Some of us are helped through the process by what we have learned from our disciplines. Clearly, anthropologists have an advantage in that respect: Viewing the entire ordeal as fieldwork can be quite instructive and serves at least as a good defense mechanism. One of the Barnard faculty members with whom I spoke, a social psychologist, was prepared for the way in which short-term feelings of euphoria following his achieving tenure would be replaced by the realization that nothing much had changed. His familiarity with the literature in his field had led him to know what to expect. We should find occasions for faculty members to share perspectives on the tenure process suggested by their respective disciplines. That might be reassuring, would definitely be interesting, and could even be entertaining.

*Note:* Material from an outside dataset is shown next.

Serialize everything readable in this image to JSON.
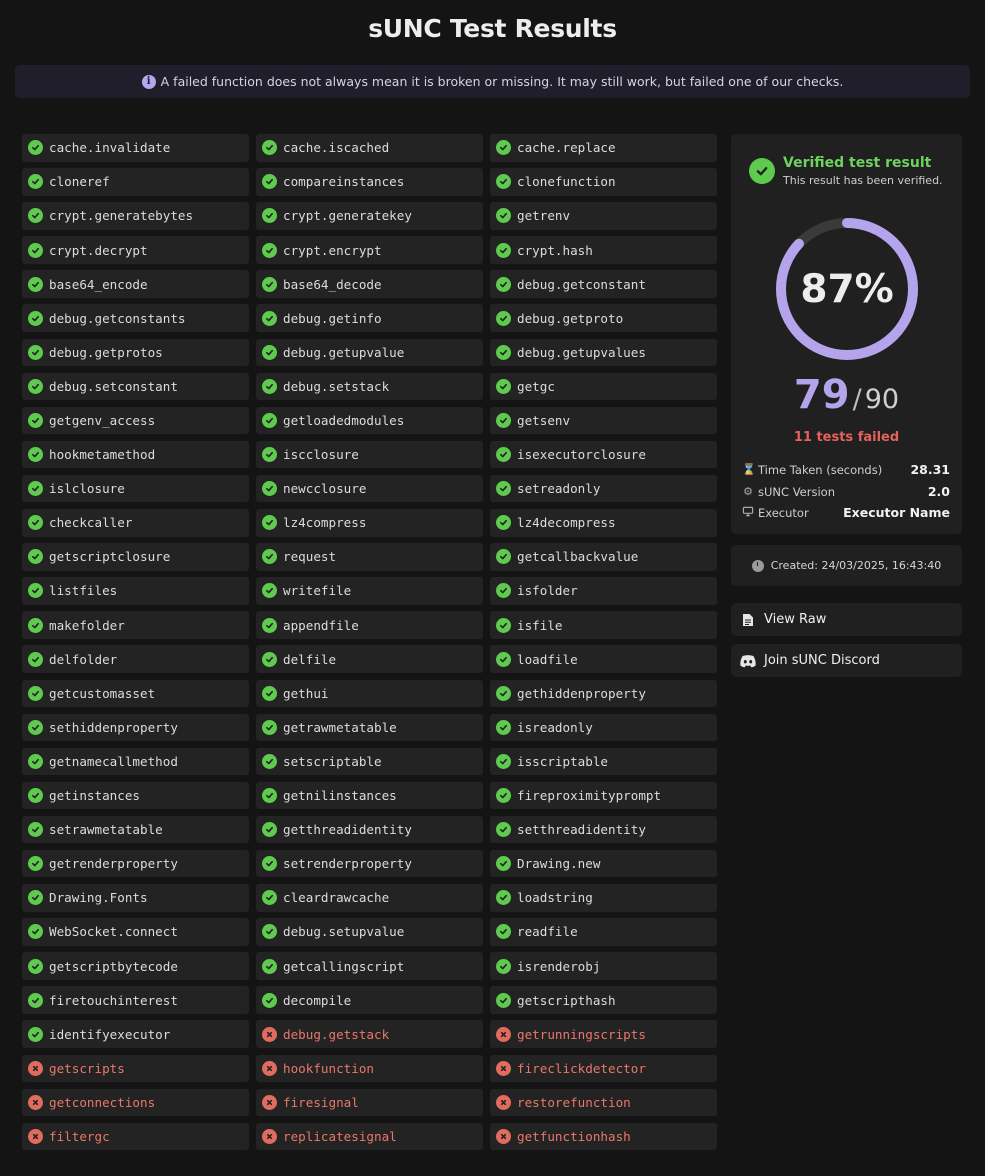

Just as my discussions with Barnard faculty members have revealed the major causes of post-tenure letdown, they have also revealed the major causes of post-tenure happiness. It is a great advantage, for example, not to have all of your eggs in one basket. Those who have performed professional work in different settings -- research institutes, museums, government offices -- or who have had other careers before entering academe are more likely to realize that they have a range of options, and are where they are by choice. They are also more likely to feel that their post-tenure life will offer a variety of experiences, and that one year will not necessarily be like the one before.
Above all, earning tenure is a moment of self-discovery. One Barnard faculty member told me that he had expected to take it easy the summer after he received tenure, to enjoy a break from the pressure he had been under. Instead, that summer was a time of exceptional productivity for him. With tenure out of the way, he was able to feel the strength of his internal motivation.
To be sure, external pressures and rewards do not stop playing their roles after tenure: Will your colleagues find your work worthy? Will your book be favorably reviewed? Will your students demonstrate their appreciation of you in their course evaluations?
Most faculty members are deeply committed to their work from the get-go. Nonetheless, by earning tenure, you have a chance to learn whether your love of academe is real. Those of us who have found true love in the academy owe it to our colleagues and ourselves to do all we can to make the academic life as fulfilling as possible, after tenure as well as before.
Judith Shapiro is president and a professor of anthropology at Barnard College.